Mercerreyas

Poprad en olores, Poprad en colores

Miércoles, 19 de junio de 2013
S1050018

Arrecia la lluvia. La tormenta se desata y engulle un bus desde donde ya se divisa Poprad, flanqueada por los soberbios Altos Tatras sobre los que se enroscan las nubes con decenas de cortinas de lluvia que se adivinan a sus pies. Las gotas estallan sobre la tierra quemada, se funden en un calambrazo y forman finas gasas de vaho que se disipan en llamativas espirales al paso del vehículo.  El olor a geosmina inunda los alvéolos y llega casi a provocar náuseas, pero es adorable, tiene ecos de tormentas de verano en Burgos hace tantos años, llama a volver a la niñez, a sentirse vivo, y sirve para barrer la congestionada bruma cocida en este bus a reventar de personas. El olor a geosmina, el olor a hierba recién cortada, el olor de los tilos en la plaza central de Kosice, el olor a madera resecada en retablos impecables, los campos plagados de árnica y amapola, los helechos arrebujados a la vera de cualquier reguero… son sensaciones, estampas que ya pertenecen a la memoria de nuestro viaje por Eslovaquia. Cuando vuelvan a surgir, por cualquier latitud, siempre habrá un reclinarse en el asiento y una mueca de sonrisa porque Eslovaquia de nuevo será vívida por unos fugaces instantes de ojos cerrados y paladeo armonioso.

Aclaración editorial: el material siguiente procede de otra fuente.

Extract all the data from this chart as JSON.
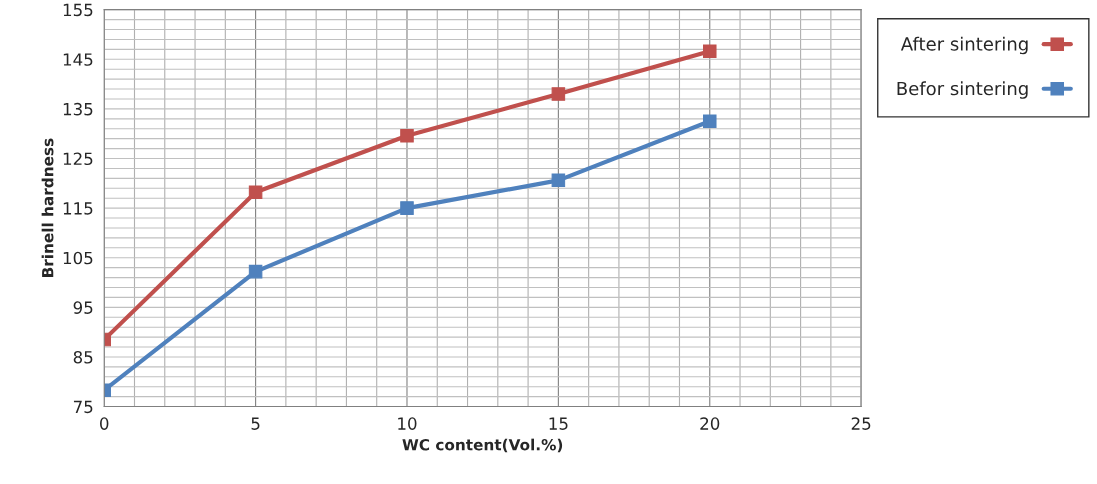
{
  "chart_data": {
    "type": "line",
    "xlabel": "WC content(Vol.%)",
    "ylabel": "Brinell hardness",
    "x": [
      0,
      5,
      10,
      15,
      20
    ],
    "series": [
      {
        "name": "After sintering",
        "color": "#c0504d",
        "values": [
          88.5,
          118.2,
          129.6,
          138,
          146.6
        ]
      },
      {
        "name": "Befor sintering",
        "color": "#4f81bd",
        "values": [
          78.3,
          102.2,
          115,
          120.6,
          132.5
        ]
      }
    ],
    "xlim": [
      0,
      25
    ],
    "xticks": [
      0,
      5,
      10,
      15,
      20,
      25
    ],
    "ylim": [
      75,
      155
    ],
    "yticks": [
      75,
      85,
      95,
      105,
      115,
      125,
      135,
      145,
      155
    ],
    "grid": true,
    "legend": "top right",
    "marker": "square",
    "line_style": "solid"
  }
}
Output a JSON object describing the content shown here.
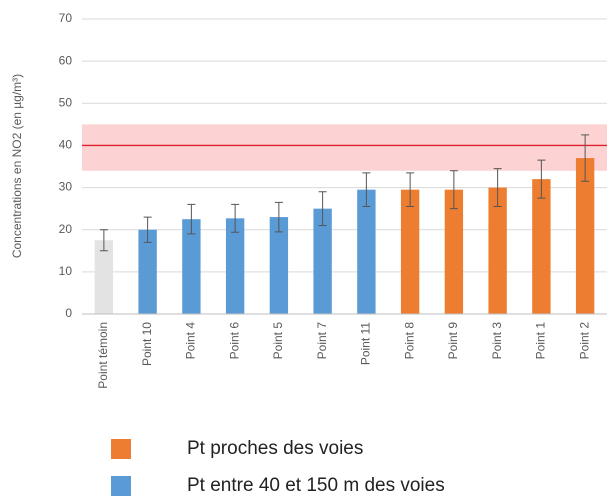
{
  "chart_data": {
    "type": "bar",
    "y_axis_label": "Concentrations en NO2 (en µg/m³)",
    "categories": [
      "Point témoin",
      "Point 10",
      "Point 4",
      "Point 6",
      "Point 5",
      "Point 7",
      "Point 11",
      "Point 8",
      "Point 9",
      "Point 3",
      "Point 1",
      "Point 2"
    ],
    "values": [
      17.5,
      20,
      22.5,
      22.7,
      23,
      25,
      29.5,
      29.5,
      29.5,
      30,
      32,
      37
    ],
    "errors": [
      2.5,
      3,
      3.5,
      3.3,
      3.5,
      4,
      4,
      4,
      4.5,
      4.5,
      4.5,
      5.5
    ],
    "colors": [
      "#e3e3e3",
      "#5b9bd5",
      "#5b9bd5",
      "#5b9bd5",
      "#5b9bd5",
      "#5b9bd5",
      "#5b9bd5",
      "#ed7d31",
      "#ed7d31",
      "#ed7d31",
      "#ed7d31",
      "#ed7d31"
    ],
    "legend": [
      {
        "name": "Pt proches des voies",
        "color": "#ed7d31"
      },
      {
        "name": "Pt entre 40 et 150 m des voies",
        "color": "#5b9bd5"
      }
    ],
    "reference_line": 40,
    "reference_line_color": "#e0202a",
    "reference_band": [
      34,
      45
    ],
    "reference_band_color": "#fbcaca",
    "ylim": [
      0,
      70
    ],
    "yticks": [
      0,
      10,
      20,
      30,
      40,
      50,
      60,
      70
    ],
    "grid": true
  }
}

Entonces, una vez en Poprad, aún más. Hay fragantes pensamientos morados, turquesas, gualdas… que adornan las macetas encaramadas sobre las farolas a un par de metros sobre el suelo, también muchos pares de ojos, destellos fugaces, de colores imposibles en iris radiantes por claros, propios de espectros. A la noche, en la cama, cuando caen los párpados, esos ojos vuelven a desfilar y son como fogonazos de un soldador quemando varillas. Se amplifican o atenúan, saltan entre rostros de eslavos nacarados o gitanos, tez de hollín. Y siempre pasa un buen rato antes de que se pierdan en la oscuridad, hasta la siguiente noche en que regresan renovados por los nuevos cruces de miradas centelleantes de hace apenas unas horas. Ojos que no son de este mundo. Día tras día, noche tras noche en tierras eslovacas. Además cohabita el negro de los cuervos que campan a sus anchas en Poprad. De noche se acercan bandadas gigantes de ellos al parque colindante de la pensión, duermen posados sobre las ramas de los gigantes tilos no antes de graznar incesantemente como ahora que escribo estas líneas. Son seres tenebrosos, forrados de un mal augurio, preñados de leyendas macabras. Luces y sombras en Poprad…
Sombras y luces también en el caminar turístico. Ayer la vieja bruja a cargo de la iglesia de madera de Kezmarok pretendía robarnos cuarenta euros por sacar unas imágenes del interior. Amablemente le tendí las entradas recién adquiridas y le pedí que nos devolviera los seis euros de los tickets. Las extorsiones no tienen cabida en mi concepto de viaje. Allí se quedó farfullando al tiempo que yo me acordaba de la puta que parió a los gestores de dicho templo, ella incluida por su soberbia e intolerancia, encaminándome a la oficina de información a poner una queja. La luz, el envés de la moneda, la anciana del soberbio santuario de Svaty Kriz, sin problemas para grabar y encima nos ha regalado un par de postales a cambio del euro por barba que cuesta la entrada. Fotito entrañable con ella de recuerdo.
Se calman los carroñeros enlutados, duermen con seguridad, se apagan con ellos las resonancias a Poe o Lovecraft, y a nosotros nos llega la hora de acompañarlos en la calma y el silencio. Mañana Poprad habrá quedado en el recuerdo. Las montañas, las iglesias y, seguramente, las miradas de ojos turbadores tendrán su análogo a ochenta kilómetros de aquí, en Polonia, en Zakopane, ecuador de la ruta. Seguramente.